[From Bruce Gregory (991121.0831 EST)]
When Rick, and I believe when Bill, use the word "responsibility" they are
talking about what I will call I-responsibility. I-responsibility applies
only to the consequence of intentions. If X was not intending A, then X is
not I-responsible for A.
In a typical classroom, I suspect that a student is not I-responsible for
disrupting -- the student is not intending to disrupt. Rather the student is
disrupting as an unintended side-effect of realizing some other intention.
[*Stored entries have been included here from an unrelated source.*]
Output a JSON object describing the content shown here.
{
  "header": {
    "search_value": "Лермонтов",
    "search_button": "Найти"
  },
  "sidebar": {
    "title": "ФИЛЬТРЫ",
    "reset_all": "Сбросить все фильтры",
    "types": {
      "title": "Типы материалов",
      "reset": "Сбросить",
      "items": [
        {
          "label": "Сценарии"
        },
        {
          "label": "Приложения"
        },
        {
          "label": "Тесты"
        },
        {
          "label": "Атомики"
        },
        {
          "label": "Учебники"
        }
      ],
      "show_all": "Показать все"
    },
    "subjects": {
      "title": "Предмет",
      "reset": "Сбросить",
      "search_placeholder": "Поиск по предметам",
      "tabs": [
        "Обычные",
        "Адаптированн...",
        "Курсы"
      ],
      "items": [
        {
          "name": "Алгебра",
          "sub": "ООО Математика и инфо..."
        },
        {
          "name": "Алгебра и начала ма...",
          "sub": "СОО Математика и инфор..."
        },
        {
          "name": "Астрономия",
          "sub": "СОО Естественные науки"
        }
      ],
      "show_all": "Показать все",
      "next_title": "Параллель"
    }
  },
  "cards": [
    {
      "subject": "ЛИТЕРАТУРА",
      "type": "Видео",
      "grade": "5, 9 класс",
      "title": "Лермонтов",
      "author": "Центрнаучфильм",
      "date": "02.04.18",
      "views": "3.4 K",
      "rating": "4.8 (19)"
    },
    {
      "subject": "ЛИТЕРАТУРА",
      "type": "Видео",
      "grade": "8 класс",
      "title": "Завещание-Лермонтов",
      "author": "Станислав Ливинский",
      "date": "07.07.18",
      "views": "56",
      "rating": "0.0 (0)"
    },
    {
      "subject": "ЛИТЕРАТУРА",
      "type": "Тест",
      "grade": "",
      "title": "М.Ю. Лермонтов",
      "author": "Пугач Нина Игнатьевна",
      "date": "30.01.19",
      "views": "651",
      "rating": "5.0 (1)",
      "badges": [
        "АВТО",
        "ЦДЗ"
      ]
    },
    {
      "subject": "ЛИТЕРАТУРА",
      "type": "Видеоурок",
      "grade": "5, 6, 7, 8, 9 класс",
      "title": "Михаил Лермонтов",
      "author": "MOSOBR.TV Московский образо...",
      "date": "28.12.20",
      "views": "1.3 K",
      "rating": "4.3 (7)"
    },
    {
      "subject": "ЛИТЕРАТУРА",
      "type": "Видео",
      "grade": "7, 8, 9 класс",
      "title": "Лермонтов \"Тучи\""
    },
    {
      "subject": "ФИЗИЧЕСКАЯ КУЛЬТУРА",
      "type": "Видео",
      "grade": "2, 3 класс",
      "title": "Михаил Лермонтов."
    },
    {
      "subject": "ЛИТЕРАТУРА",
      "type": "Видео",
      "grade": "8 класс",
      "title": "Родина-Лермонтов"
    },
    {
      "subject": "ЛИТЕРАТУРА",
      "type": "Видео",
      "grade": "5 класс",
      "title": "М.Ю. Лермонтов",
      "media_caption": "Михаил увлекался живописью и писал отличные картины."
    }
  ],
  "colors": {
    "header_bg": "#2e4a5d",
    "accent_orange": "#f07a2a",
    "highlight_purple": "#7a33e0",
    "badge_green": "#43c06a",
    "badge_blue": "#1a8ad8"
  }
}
Further, a student is not I-responsible for going to the RTC -- that was not
the intended outcome of constatly talking to the student sitting next to
him. The Russian government is not I-responsible for the death of civilians
in Chechnya. NATO is not I-responsible for the death of civilians in
Yugoslavia, for the bombing of the Chinese embassy, or for the ethnic
cleansing of Serbs that followed the NATO intervention in Kosovo.
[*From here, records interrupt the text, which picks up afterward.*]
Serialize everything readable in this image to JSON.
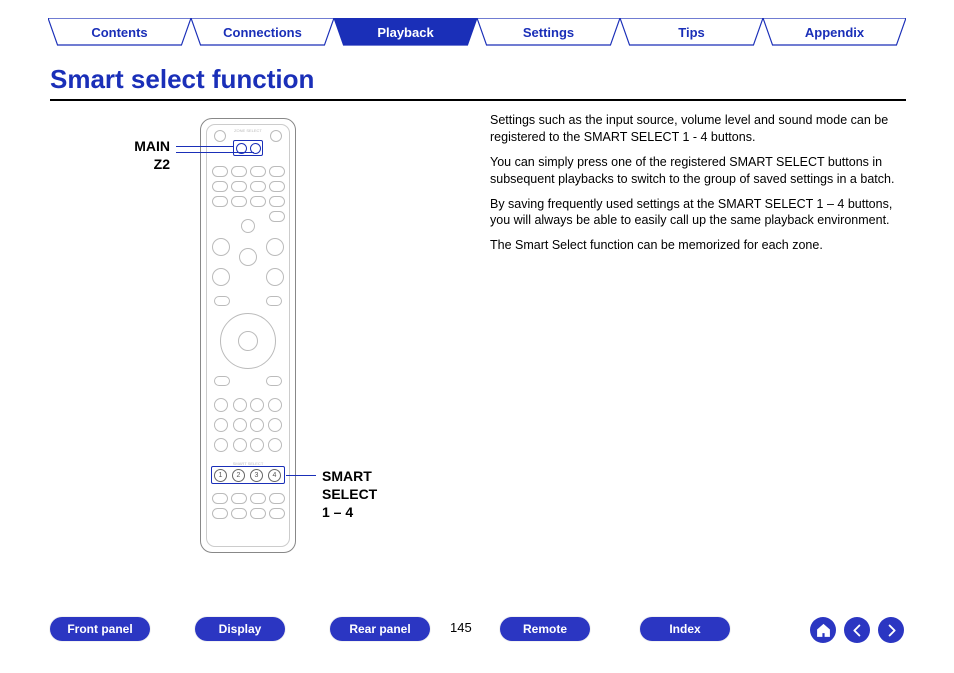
{
  "topTabs": {
    "items": [
      {
        "label": "Contents",
        "active": false
      },
      {
        "label": "Connections",
        "active": false
      },
      {
        "label": "Playback",
        "active": true
      },
      {
        "label": "Settings",
        "active": false
      },
      {
        "label": "Tips",
        "active": false
      },
      {
        "label": "Appendix",
        "active": false
      }
    ]
  },
  "title": "Smart select function",
  "remote": {
    "callout_main": "MAIN",
    "callout_z2": "Z2",
    "callout_smart_line1": "SMART",
    "callout_smart_line2": "SELECT",
    "callout_smart_line3": "1 – 4",
    "zone_select_label": "ZONE SELECT",
    "smart_select_band_label": "SMART SELECT",
    "smart_numbers": [
      "1",
      "2",
      "3",
      "4"
    ]
  },
  "description": {
    "p1": "Settings such as the input source, volume level and sound mode can be registered to the SMART SELECT 1 - 4 buttons.",
    "p2": "You can simply press one of the registered SMART SELECT buttons in subsequent playbacks to switch to the group of saved settings in a batch.",
    "p3": "By saving frequently used settings at the SMART SELECT 1 – 4 buttons, you will always be able to easily call up the same playback environment.",
    "p4": "The Smart Select function can be memorized for each zone."
  },
  "bottomNav": {
    "front_panel": "Front panel",
    "display": "Display",
    "rear_panel": "Rear panel",
    "page": "145",
    "remote": "Remote",
    "index": "Index"
  },
  "icons": {
    "home": "home-icon",
    "back": "back-icon",
    "forward": "forward-icon"
  }
}
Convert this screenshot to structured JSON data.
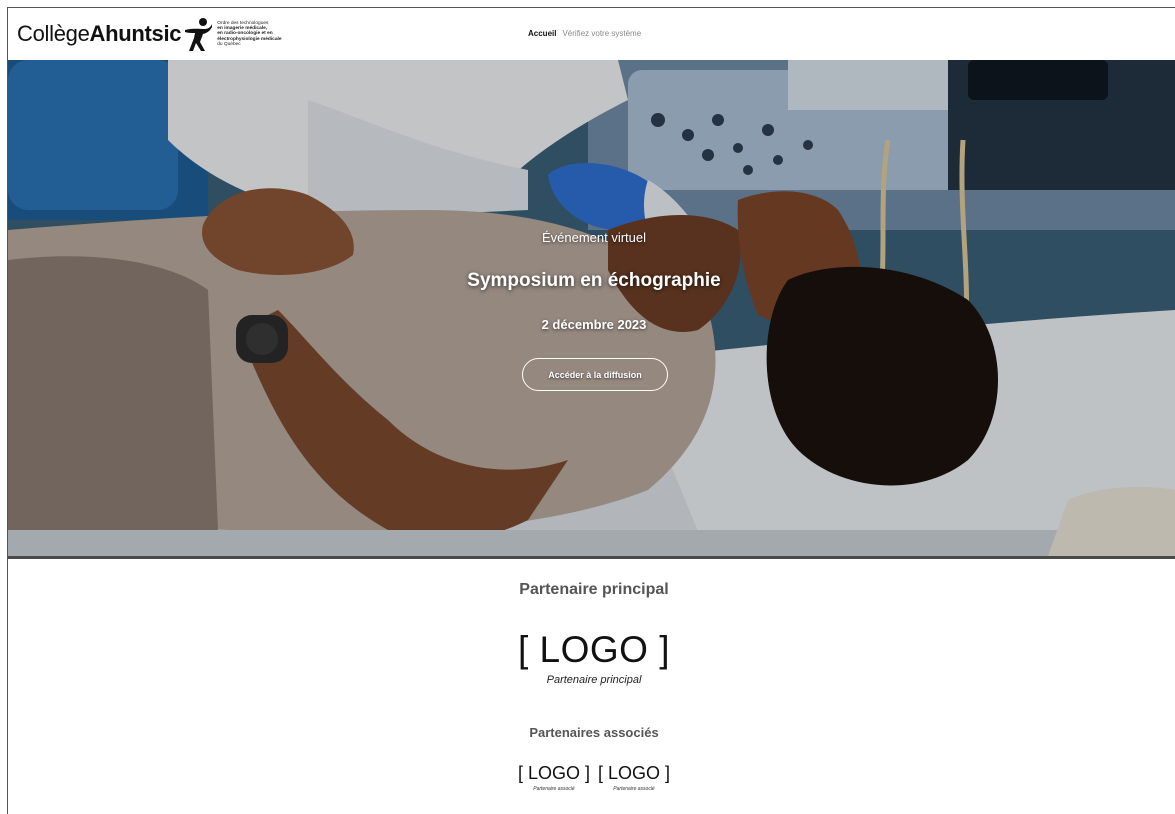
{
  "header": {
    "logo": {
      "word_regular": "Collège",
      "word_bold": "Ahuntsic",
      "ordre_lines": [
        {
          "text": "Ordre des technologues",
          "bold": false
        },
        {
          "text": "en imagerie médicale,",
          "bold": true
        },
        {
          "text": "en radio-oncologie et en",
          "bold": true
        },
        {
          "text": "électrophysiologie médicale",
          "bold": true
        },
        {
          "text": "du Québec",
          "bold": false
        }
      ]
    },
    "nav": {
      "home": "Accueil",
      "check_system": "Vérifiez votre système"
    }
  },
  "hero": {
    "eyebrow": "Événement virtuel",
    "title": "Symposium en échographie",
    "date": "2 décembre 2023",
    "cta": "Accéder à la diffusion"
  },
  "partners": {
    "main_heading": "Partenaire principal",
    "main_logo": "[ LOGO ]",
    "main_caption": "Partenaire principal",
    "associated_heading": "Partenaires associés",
    "associated": [
      {
        "logo": "[ LOGO ]",
        "caption": "Partenaire associé"
      },
      {
        "logo": "[ LOGO ]",
        "caption": "Partenaire associé"
      }
    ]
  }
}
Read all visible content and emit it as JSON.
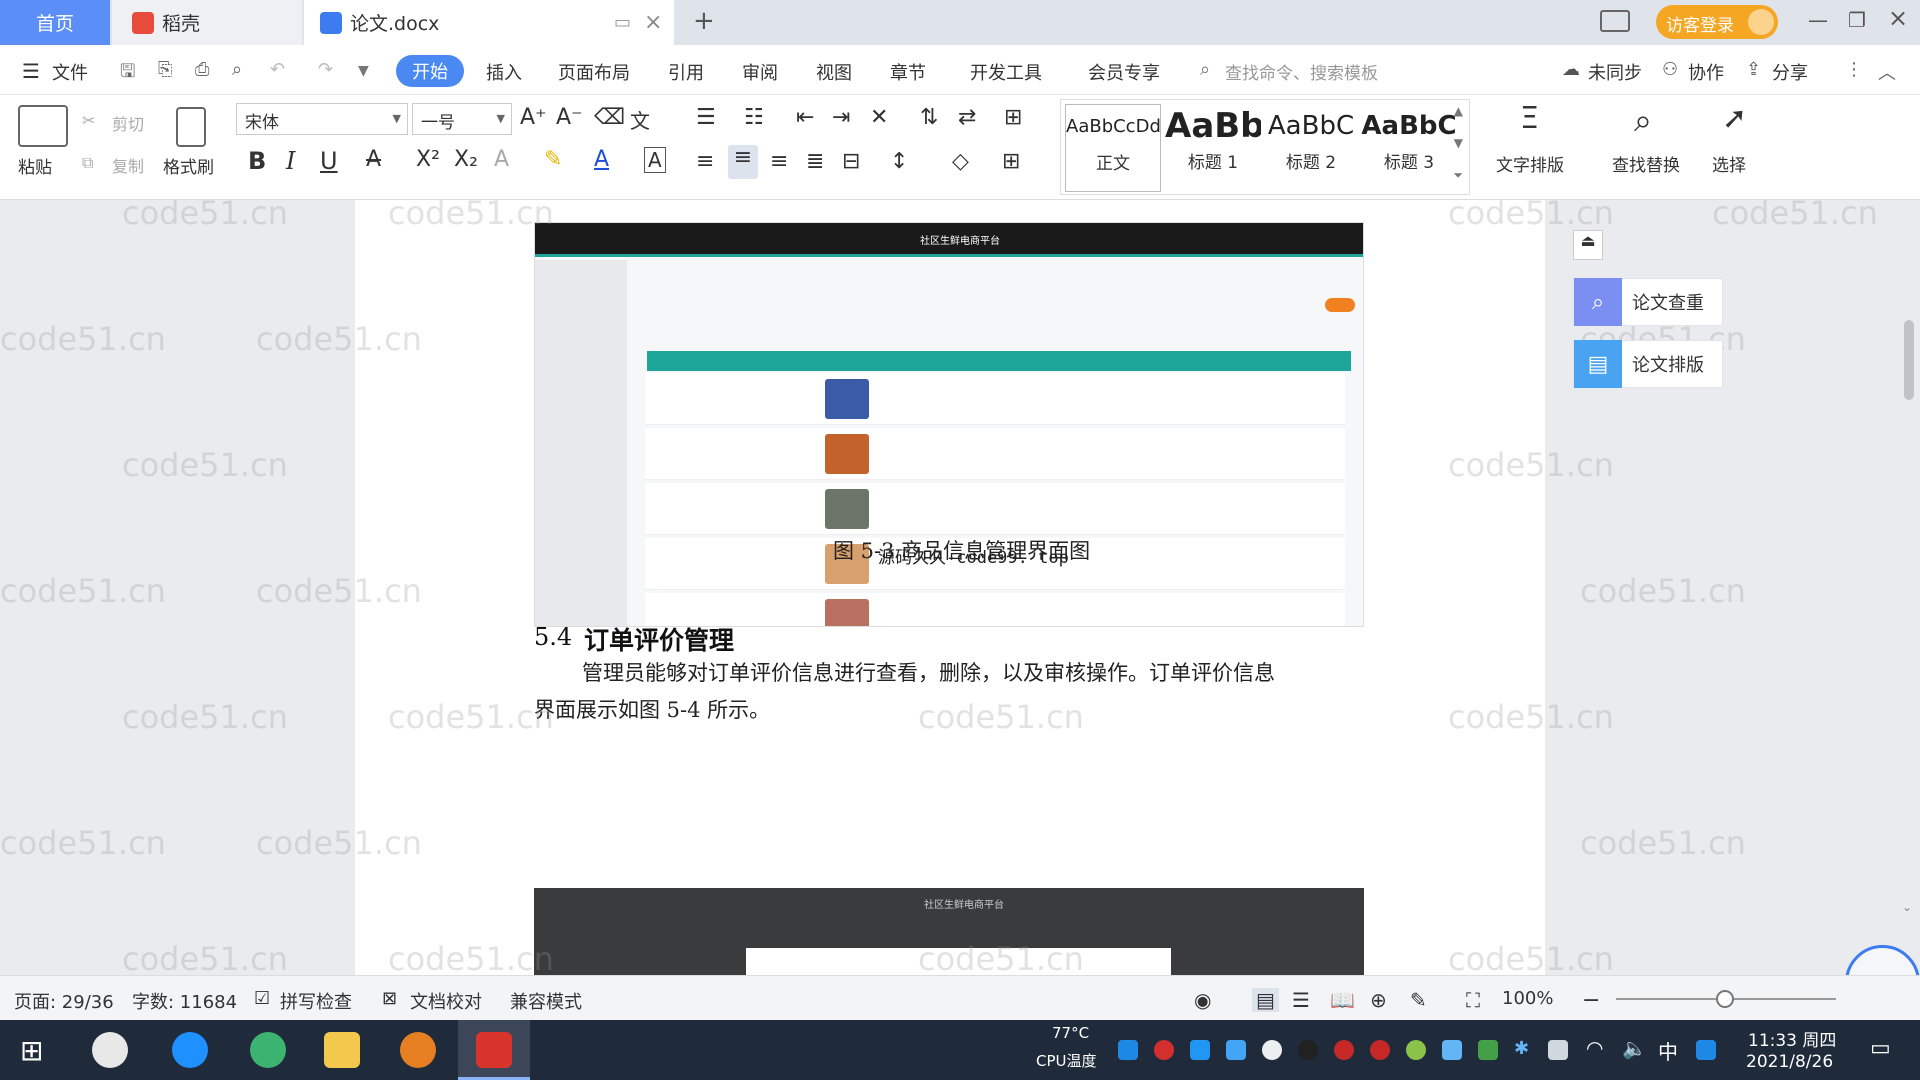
{
  "tabs": {
    "home": "首页",
    "daoke": "稻壳",
    "doc": "论文.docx",
    "new_tab": "+"
  },
  "window": {
    "visitor_login": "访客登录"
  },
  "menu": {
    "file": "文件",
    "items": [
      "开始",
      "插入",
      "页面布局",
      "引用",
      "审阅",
      "视图",
      "章节",
      "开发工具",
      "会员专享"
    ],
    "search_placeholder": "查找命令、搜索模板",
    "not_synced": "未同步",
    "collaborate": "协作",
    "share": "分享"
  },
  "ribbon": {
    "paste": "粘贴",
    "cut": "剪切",
    "copy": "复制",
    "format_painter": "格式刷",
    "font_name": "宋体",
    "font_size": "一号",
    "styles": [
      {
        "sample": "AaBbCcDd",
        "label": "正文"
      },
      {
        "sample": "AaBb",
        "label": "标题 1"
      },
      {
        "sample": "AaBbC",
        "label": "标题 2"
      },
      {
        "sample": "AaBbC",
        "label": "标题 3"
      }
    ],
    "text_layout": "文字排版",
    "find_replace": "查找替换",
    "select": "选择"
  },
  "document": {
    "figure_caption": "图 5-3 商品信息管理界面图",
    "section_number": "5.4",
    "section_title": "订单评价管理",
    "paragraph_line1": "管理员能够对订单评价信息进行查看，删除，以及审核操作。订单评价信息",
    "paragraph_line2": "界面展示如图 5-4 所示。",
    "image_overlay_text": "源码久久-code99. top",
    "embedded_app_title": "社区生鲜电商平台",
    "embedded_app_title2": "社区生鲜电商平台"
  },
  "side_panel": {
    "check": "论文查重",
    "layout": "论文排版"
  },
  "status": {
    "page": "页面: 29/36",
    "words": "字数: 11684",
    "spell_check": "拼写检查",
    "doc_proof": "文档校对",
    "compat_mode": "兼容模式",
    "zoom": "100%"
  },
  "taskbar": {
    "cpu_temp": "77°C",
    "cpu_label": "CPU温度",
    "ime": "中",
    "time": "11:33 周四",
    "date": "2021/8/26"
  },
  "watermark": "code51.cn",
  "colors": {
    "accent": "#4a88f2",
    "home_tab": "#5b8ff7",
    "visitor_btn": "#f5a623",
    "teal_header": "#1fa69a"
  }
}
For some people this restricted notion of responsibility fails to capture
what we mean outside of PCT by the term responsibility. I think a step
toward remedying this might be to introduce an expanded notion of
responsibility, U-responsible. X is U-responsible for A if A occurred as a
result of an action of X, _whether or not_ X intended for A to
occur--whether or not X was controlling a perception with a reference value
of A. X is U-responsible for hitting the car in front of hereven if that was
not X's intended outcome. The disruptive student is U-responsible for going
to the RTC, even if that was not her intention. When I, and perhaps others,
use the term responsible, I am talking about U-responsible. If will
endeavor to make that explicit whenever it is germane.
I hope it is obvious, but in case it is not, the distinction between
I-resonsibility and U-responsibility is made within the context of PCT, not
as any kind of alternative or variant version of PCT.